Research and Development Division, Santen Pharmaceutical Co., Ltd., Osaka, Japan.
Research and Development Division, Santen Inc., Emeryville, CA, United States of America.
PLoS One. 2019 Aug 19;14(8):e0220887. doi: 10.1371/journal.pone.0220887. eCollection 2019.
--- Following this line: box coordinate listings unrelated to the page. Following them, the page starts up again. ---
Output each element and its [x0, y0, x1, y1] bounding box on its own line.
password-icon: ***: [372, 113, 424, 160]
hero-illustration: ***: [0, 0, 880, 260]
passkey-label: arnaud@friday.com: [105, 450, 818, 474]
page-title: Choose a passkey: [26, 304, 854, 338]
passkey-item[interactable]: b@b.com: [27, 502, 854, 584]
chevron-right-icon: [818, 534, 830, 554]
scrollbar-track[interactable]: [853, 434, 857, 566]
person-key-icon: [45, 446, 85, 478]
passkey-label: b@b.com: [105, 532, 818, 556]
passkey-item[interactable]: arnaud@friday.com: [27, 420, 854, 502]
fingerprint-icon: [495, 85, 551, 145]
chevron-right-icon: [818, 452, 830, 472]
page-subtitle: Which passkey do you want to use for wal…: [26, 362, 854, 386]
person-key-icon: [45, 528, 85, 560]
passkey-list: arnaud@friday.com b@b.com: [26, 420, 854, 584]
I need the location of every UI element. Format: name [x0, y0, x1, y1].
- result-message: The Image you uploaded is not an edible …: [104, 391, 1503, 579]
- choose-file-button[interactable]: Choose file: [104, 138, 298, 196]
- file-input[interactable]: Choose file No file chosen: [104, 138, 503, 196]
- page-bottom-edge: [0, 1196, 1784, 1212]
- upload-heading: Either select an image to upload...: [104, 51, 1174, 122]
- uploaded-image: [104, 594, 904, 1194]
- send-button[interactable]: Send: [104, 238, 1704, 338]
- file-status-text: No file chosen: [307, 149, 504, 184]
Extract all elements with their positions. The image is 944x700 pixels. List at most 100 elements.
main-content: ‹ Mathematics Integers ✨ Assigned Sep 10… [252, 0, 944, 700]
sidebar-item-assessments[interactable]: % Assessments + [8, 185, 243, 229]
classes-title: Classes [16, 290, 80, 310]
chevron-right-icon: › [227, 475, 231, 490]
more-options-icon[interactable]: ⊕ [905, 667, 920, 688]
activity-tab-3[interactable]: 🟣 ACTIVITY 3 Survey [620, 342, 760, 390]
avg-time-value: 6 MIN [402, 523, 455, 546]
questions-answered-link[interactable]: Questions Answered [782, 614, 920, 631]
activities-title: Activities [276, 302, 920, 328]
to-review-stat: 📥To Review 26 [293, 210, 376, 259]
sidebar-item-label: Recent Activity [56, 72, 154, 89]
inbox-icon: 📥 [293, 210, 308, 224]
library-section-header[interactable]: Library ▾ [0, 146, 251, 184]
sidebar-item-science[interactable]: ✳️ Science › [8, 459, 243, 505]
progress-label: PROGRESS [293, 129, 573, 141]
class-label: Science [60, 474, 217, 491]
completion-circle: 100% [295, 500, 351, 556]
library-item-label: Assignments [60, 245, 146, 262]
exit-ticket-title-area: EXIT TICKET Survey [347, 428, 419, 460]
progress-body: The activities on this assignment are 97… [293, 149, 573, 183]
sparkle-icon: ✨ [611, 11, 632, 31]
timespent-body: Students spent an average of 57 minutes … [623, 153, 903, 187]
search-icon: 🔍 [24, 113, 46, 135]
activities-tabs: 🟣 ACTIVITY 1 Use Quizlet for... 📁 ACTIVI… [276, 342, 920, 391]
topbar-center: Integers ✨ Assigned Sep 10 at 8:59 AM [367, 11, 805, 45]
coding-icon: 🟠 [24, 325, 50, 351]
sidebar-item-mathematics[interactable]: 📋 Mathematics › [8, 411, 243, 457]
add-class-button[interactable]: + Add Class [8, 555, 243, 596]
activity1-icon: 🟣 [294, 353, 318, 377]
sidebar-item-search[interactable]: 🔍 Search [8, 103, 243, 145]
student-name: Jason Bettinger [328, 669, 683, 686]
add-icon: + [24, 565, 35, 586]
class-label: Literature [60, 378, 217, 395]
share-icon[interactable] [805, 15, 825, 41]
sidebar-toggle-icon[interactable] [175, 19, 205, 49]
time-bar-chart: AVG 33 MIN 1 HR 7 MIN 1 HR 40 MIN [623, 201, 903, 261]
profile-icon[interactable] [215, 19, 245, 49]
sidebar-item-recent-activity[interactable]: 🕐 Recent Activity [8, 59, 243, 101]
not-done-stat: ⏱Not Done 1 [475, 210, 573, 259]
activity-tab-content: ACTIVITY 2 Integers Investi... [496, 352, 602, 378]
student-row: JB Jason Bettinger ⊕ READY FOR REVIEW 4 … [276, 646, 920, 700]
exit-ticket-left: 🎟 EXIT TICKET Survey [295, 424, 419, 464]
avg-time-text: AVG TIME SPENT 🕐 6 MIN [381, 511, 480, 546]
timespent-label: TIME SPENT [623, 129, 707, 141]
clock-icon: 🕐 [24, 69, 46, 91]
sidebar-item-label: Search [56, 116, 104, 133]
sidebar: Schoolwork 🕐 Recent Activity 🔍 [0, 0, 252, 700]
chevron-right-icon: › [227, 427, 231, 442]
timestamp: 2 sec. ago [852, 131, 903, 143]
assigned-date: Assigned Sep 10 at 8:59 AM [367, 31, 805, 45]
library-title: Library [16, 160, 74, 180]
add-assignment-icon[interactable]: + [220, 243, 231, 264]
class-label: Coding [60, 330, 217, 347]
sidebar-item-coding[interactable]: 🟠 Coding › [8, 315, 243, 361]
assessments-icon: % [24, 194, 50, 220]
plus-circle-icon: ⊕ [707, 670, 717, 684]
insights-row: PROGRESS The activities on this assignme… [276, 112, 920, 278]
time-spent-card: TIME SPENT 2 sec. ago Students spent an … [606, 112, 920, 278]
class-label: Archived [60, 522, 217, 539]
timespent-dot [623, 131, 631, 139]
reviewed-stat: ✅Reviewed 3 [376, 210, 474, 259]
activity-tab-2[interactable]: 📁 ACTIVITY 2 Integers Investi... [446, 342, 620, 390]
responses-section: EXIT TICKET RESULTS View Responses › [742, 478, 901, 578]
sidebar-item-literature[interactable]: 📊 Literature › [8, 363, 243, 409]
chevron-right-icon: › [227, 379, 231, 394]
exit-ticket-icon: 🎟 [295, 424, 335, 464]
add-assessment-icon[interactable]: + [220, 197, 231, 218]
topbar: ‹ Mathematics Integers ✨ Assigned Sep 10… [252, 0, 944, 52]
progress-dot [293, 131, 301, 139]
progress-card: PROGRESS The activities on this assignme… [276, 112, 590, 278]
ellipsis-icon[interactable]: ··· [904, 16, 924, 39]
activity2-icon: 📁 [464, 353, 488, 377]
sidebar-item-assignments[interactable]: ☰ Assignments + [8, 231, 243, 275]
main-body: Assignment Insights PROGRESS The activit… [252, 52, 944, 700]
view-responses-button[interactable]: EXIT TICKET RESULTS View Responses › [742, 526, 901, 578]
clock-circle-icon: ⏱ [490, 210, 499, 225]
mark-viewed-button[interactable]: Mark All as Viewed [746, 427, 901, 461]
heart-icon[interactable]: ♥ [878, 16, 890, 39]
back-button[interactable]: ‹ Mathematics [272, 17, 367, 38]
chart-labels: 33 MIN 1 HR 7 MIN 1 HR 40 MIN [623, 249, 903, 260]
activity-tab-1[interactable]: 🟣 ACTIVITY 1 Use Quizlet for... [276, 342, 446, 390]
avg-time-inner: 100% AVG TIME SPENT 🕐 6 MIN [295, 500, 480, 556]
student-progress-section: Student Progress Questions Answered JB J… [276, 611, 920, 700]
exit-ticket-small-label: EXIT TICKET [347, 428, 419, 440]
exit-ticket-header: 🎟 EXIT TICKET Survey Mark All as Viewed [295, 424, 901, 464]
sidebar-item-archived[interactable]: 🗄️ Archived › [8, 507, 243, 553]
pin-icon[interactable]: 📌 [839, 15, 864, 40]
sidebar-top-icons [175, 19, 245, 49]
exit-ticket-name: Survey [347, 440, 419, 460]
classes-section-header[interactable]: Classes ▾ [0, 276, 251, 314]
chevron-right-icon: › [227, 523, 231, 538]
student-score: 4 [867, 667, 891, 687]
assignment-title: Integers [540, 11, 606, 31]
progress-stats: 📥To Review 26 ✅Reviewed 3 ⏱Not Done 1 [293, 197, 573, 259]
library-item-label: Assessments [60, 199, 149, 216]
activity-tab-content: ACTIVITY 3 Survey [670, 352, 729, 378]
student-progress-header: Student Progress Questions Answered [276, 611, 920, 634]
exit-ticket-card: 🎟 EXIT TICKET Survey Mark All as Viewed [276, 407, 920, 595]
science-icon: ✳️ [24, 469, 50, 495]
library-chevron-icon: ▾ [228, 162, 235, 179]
Geographic atrophy (GA) secondary to age-related macular degeneration (AMD) is characterized by irreversible loss of macular retinal tissue and retinal pigment epithelium (RPE) cells. Several studies have revealed that accumulation of Alu RNA in RPE cell causes RPE cell degeneration in AMD. In the present study, systemic Alu RNA expression levels were determined in 33 subjects with GA and 40 control subjects using a proprietary Alu RNA quantification method. It was observed that the expression level of Alu RNA was not significantly different between GA and Control groups (median = 21.3 in both GA and Control groups, P = 0.251). In addition, the systemic level of Alu RNA was not associated with subject characteristics, such as GA lesion size and SNP profiles of complement factors associated with increased risk of AMD. In conclusion, the usability of systemic Alu RNA expression level as a biomarker of GA secondary to AMD could not be established in this study.
与年龄相关性黄斑变性(AMD)相关的地图状萎缩(GA)的特征是黄斑视网膜组织和视网膜色素上皮(RPE)细胞的不可逆转损失。几项研究表明,RPE 细胞中 Alu RNA 的积累导致 AMD 中的 RPE 细胞变性。在本研究中,使用专有的 Alu RNA 定量方法,在 33 名 GA 患者和 40 名对照受试者中测定了系统 Alu RNA 表达水平。观察到 Alu RNA 的表达水平在 GA 和对照组之间没有显着差异(GA 和对照组的中位数均为 21.3,P = 0.251)。此外,Alu RNA 的系统水平与 GA 病变大小等受试者特征以及与 AMD 风险增加相关的补体因子的 SNP 谱均无关。总之,本研究未能确定系统 Alu RNA 表达水平作为 AMD 相关性 GA 的生物标志物的可用性。